Fredric Jameson and the Adventure of French Theory
After 1945, France produced an extraordinary wave of social theorists whose influence is still felt today. In his final work, Fredric Jameson discussed the excitement of watching this wave rise and fall and the conditions that made it possible.

Fredric Jameson in São Paulo, Brazil, in January 2000. (Wikimedia Commons)
Georg Wilhelm Friedrich Hegel distinguished three kinds of history: that of participants or contemporary witnesses; a history reconstructed around a theme, possibly but not necessarily arbitrary; and, finally, history viewed as the progression of the Idea, as the realization of the Absolute.
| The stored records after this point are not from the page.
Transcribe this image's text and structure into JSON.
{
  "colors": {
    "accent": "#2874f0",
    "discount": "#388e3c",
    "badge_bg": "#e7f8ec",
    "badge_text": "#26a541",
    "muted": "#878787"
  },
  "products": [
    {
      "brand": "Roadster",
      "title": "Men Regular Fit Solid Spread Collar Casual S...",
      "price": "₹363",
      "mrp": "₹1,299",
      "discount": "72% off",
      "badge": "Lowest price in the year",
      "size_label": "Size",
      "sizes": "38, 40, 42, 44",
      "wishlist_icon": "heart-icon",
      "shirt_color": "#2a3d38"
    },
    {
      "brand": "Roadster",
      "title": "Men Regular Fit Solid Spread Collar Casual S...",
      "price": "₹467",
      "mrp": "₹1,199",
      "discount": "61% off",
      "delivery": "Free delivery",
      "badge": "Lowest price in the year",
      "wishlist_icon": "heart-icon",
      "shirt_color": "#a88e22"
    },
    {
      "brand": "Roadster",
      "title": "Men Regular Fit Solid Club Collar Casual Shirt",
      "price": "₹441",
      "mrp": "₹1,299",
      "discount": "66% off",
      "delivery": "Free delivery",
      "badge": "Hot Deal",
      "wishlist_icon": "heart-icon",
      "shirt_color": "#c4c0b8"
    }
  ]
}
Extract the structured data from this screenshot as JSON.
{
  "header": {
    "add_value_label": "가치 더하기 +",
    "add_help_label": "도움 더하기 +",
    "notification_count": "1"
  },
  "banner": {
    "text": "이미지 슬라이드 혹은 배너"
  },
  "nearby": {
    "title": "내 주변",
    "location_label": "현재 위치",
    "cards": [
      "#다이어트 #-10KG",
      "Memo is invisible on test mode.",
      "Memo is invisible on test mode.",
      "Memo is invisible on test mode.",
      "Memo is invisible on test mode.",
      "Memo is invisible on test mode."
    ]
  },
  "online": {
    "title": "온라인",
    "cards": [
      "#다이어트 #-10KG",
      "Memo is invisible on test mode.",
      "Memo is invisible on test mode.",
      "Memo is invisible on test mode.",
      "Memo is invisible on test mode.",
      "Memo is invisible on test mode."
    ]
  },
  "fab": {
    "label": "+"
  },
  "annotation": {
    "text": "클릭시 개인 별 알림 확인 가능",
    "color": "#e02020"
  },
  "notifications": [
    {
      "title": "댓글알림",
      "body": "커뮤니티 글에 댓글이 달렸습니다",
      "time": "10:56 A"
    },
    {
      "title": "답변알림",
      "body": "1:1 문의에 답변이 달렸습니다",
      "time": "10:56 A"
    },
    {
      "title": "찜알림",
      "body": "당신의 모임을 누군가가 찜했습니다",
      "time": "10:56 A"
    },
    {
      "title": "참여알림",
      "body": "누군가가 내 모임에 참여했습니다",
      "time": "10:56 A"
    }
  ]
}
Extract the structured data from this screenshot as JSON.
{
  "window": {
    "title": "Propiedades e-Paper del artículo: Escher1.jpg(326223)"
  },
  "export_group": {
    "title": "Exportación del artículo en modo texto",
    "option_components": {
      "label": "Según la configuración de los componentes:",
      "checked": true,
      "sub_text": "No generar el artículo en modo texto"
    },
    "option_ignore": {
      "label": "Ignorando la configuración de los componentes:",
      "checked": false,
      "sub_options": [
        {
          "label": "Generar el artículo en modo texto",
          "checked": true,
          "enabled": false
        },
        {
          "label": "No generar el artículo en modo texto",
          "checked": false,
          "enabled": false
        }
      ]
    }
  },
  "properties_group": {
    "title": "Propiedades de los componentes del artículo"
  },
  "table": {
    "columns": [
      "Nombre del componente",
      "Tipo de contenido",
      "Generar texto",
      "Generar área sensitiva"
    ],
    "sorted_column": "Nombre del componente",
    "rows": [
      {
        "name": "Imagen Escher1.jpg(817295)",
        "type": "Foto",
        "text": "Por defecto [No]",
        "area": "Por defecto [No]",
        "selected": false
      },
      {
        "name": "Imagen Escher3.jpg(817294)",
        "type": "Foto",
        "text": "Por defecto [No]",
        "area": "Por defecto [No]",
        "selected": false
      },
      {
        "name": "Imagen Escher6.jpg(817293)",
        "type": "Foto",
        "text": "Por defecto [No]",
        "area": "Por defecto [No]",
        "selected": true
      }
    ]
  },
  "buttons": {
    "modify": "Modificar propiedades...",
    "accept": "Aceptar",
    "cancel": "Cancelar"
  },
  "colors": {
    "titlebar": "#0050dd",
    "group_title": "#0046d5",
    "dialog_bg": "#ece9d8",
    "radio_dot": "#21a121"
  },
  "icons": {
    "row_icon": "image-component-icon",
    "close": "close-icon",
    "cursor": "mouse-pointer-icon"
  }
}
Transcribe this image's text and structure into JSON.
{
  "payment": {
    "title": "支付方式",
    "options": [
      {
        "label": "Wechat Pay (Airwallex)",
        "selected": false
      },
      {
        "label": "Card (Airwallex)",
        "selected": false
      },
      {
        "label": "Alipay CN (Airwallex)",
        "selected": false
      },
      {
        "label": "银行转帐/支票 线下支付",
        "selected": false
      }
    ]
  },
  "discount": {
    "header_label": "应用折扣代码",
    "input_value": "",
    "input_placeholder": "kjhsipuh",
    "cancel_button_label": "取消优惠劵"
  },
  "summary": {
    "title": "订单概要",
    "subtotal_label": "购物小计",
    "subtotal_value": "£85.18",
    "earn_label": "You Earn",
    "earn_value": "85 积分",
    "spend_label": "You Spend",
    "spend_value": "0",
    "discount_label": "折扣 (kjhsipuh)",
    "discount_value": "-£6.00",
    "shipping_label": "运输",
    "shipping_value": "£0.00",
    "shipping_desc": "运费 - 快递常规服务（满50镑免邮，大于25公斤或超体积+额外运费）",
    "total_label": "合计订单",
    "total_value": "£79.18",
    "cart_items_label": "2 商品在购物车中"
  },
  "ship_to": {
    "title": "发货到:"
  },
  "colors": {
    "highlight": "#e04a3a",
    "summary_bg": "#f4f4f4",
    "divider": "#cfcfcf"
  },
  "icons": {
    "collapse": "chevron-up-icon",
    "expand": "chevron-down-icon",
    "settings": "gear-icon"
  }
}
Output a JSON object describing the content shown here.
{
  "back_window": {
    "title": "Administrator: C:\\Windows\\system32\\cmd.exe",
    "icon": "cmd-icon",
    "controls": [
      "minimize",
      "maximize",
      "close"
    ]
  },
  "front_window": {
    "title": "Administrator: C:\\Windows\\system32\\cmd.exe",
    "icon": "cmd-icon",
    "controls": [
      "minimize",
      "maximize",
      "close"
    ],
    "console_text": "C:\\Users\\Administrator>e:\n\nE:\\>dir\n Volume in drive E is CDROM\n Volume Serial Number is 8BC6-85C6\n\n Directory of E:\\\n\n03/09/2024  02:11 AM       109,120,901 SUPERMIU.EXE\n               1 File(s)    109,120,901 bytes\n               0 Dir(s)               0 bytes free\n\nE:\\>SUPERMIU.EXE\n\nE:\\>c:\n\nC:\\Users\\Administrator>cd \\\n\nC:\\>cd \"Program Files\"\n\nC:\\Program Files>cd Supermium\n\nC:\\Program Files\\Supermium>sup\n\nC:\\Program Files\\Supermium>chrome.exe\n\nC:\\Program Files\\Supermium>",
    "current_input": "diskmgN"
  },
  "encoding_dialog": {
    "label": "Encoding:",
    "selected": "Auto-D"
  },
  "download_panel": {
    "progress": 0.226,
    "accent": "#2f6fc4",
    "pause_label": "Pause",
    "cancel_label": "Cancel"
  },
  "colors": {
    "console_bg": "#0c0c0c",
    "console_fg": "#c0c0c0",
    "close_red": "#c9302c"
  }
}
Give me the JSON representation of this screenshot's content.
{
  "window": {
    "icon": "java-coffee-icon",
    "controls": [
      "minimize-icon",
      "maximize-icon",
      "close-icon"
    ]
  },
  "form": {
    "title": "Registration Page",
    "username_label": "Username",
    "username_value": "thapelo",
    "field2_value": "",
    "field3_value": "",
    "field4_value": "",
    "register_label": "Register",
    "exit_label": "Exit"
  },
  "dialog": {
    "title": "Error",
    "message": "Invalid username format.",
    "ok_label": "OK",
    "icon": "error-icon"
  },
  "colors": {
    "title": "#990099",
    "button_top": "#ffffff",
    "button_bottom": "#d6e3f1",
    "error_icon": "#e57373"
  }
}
The history of French theory I propose here can be grasped from all three perspectives. If, for the Hegelian Absolute, one substitutes the evolution of capitalism, then it will gradually become clear how the emergence of French theory in the 1940s and its gradual exhaustion in the neoliberal period can be seen to be an expression of the uniquely national intellectual response to this more fundamental trajectory.
As for the construction of a history in terms of a theme, and one certainly at issue throughout this whole period, the lectures foreground the relationship of the production of theory to Marxism and the varying solutions of mainly linguistic alternatives to an incomplete Marxist reading of the then current situations. This version could also be expressed as the construction of so many idealisms in the face of a philosophically unsatisfactory materialism, or indeed as the reverse.